Critiques arose from researchers at institutions including Cambridge University, Leiden University, University of Colorado Boulder, and Rutgers University who noted tensions between Illustris predictions and observations such as overproduced stellar masses in group-scale halos and discrepancies in circumgalactic medium properties measured by COS (HST) teams. Methodological limitations were discussed in relation to subgrid physics choices compared with approaches used in EAGLE (project), Horizon-AGN, and semi-analytic models from Kentucky University-affiliated groups. Computational constraints tied to resources at NERSC and trade-offs similar to those in Millennium Simulation led to debates about resolution, box size, and the fidelity of feedback prescriptions developed at MPIA and Rutgers.

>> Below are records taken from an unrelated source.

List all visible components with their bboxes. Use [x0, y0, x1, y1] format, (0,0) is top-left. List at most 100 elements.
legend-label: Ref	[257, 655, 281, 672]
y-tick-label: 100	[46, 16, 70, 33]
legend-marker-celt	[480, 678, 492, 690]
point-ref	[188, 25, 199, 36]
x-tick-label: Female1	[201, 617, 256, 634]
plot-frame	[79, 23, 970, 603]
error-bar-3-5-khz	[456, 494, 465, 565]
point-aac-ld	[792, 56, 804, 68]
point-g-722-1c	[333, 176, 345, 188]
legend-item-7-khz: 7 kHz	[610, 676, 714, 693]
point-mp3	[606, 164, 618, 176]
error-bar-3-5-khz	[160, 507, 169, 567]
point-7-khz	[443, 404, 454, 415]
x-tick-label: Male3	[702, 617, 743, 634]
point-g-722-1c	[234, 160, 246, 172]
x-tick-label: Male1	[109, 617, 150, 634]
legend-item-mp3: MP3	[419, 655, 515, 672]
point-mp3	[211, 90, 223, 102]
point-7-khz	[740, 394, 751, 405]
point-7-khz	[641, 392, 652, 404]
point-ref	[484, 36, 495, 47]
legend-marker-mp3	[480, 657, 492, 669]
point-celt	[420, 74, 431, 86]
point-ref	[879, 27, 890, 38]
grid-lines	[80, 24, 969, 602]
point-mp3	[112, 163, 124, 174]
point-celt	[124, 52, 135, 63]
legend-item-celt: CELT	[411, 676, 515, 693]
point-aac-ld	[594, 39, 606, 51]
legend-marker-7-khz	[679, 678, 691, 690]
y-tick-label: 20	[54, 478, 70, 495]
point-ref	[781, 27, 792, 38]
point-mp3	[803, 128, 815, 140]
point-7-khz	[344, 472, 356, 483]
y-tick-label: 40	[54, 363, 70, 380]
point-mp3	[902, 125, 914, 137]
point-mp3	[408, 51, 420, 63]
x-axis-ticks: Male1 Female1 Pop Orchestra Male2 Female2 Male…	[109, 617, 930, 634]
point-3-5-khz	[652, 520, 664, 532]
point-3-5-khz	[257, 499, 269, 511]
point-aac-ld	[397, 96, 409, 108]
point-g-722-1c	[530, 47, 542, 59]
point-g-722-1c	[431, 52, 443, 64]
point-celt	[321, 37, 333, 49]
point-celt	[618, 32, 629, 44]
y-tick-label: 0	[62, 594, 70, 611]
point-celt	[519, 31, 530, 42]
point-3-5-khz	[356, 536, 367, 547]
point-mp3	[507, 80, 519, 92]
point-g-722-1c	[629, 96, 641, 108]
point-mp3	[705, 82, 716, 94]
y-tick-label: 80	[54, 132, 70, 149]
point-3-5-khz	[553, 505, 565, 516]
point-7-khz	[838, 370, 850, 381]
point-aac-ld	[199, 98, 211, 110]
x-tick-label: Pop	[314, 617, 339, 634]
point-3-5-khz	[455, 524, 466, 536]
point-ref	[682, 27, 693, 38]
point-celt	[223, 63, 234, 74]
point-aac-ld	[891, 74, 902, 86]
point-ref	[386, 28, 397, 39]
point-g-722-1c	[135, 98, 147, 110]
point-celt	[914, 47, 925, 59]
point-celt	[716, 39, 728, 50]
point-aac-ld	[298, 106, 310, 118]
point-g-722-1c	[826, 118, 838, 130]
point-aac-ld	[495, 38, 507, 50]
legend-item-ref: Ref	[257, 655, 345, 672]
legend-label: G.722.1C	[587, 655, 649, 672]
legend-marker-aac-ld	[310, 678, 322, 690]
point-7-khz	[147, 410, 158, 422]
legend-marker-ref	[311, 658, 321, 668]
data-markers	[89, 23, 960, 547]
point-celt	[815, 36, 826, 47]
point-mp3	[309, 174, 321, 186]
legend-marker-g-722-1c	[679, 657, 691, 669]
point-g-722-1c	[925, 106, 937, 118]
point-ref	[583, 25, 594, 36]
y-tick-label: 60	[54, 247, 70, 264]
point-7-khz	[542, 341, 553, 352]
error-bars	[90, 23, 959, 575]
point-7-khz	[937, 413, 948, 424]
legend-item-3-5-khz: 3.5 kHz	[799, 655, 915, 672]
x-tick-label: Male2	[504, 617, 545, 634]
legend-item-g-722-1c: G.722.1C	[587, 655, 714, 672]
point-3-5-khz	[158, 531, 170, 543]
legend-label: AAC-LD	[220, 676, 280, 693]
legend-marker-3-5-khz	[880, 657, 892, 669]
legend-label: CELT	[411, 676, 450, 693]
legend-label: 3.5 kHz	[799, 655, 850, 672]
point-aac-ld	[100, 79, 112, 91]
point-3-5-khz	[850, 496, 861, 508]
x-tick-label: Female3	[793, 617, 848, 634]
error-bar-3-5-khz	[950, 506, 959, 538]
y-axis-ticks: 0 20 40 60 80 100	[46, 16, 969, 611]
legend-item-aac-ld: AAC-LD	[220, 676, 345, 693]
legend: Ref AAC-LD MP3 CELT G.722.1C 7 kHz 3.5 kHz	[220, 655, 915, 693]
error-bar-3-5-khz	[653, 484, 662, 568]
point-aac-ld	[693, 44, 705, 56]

Illustris is part of a lineage that includes related projects and successors such as EAGLE (project), Horizon-AGN, Millennium Simulation, Bolshoi (simulation), Aquarius Project, FIRE (project), IllustrisTNG, SIMBA (simulation), and initiatives at Max Planck Institute for Astrophysics and Flatiron Institute. These projects continued development of hydrodynamic codes like AREPO, improved subgrid physics informed by groups at ETH Zurich and University of California, Santa Cruz, and exploited facilities including XSEDE and PRACE for larger-volume, higher-resolution runs.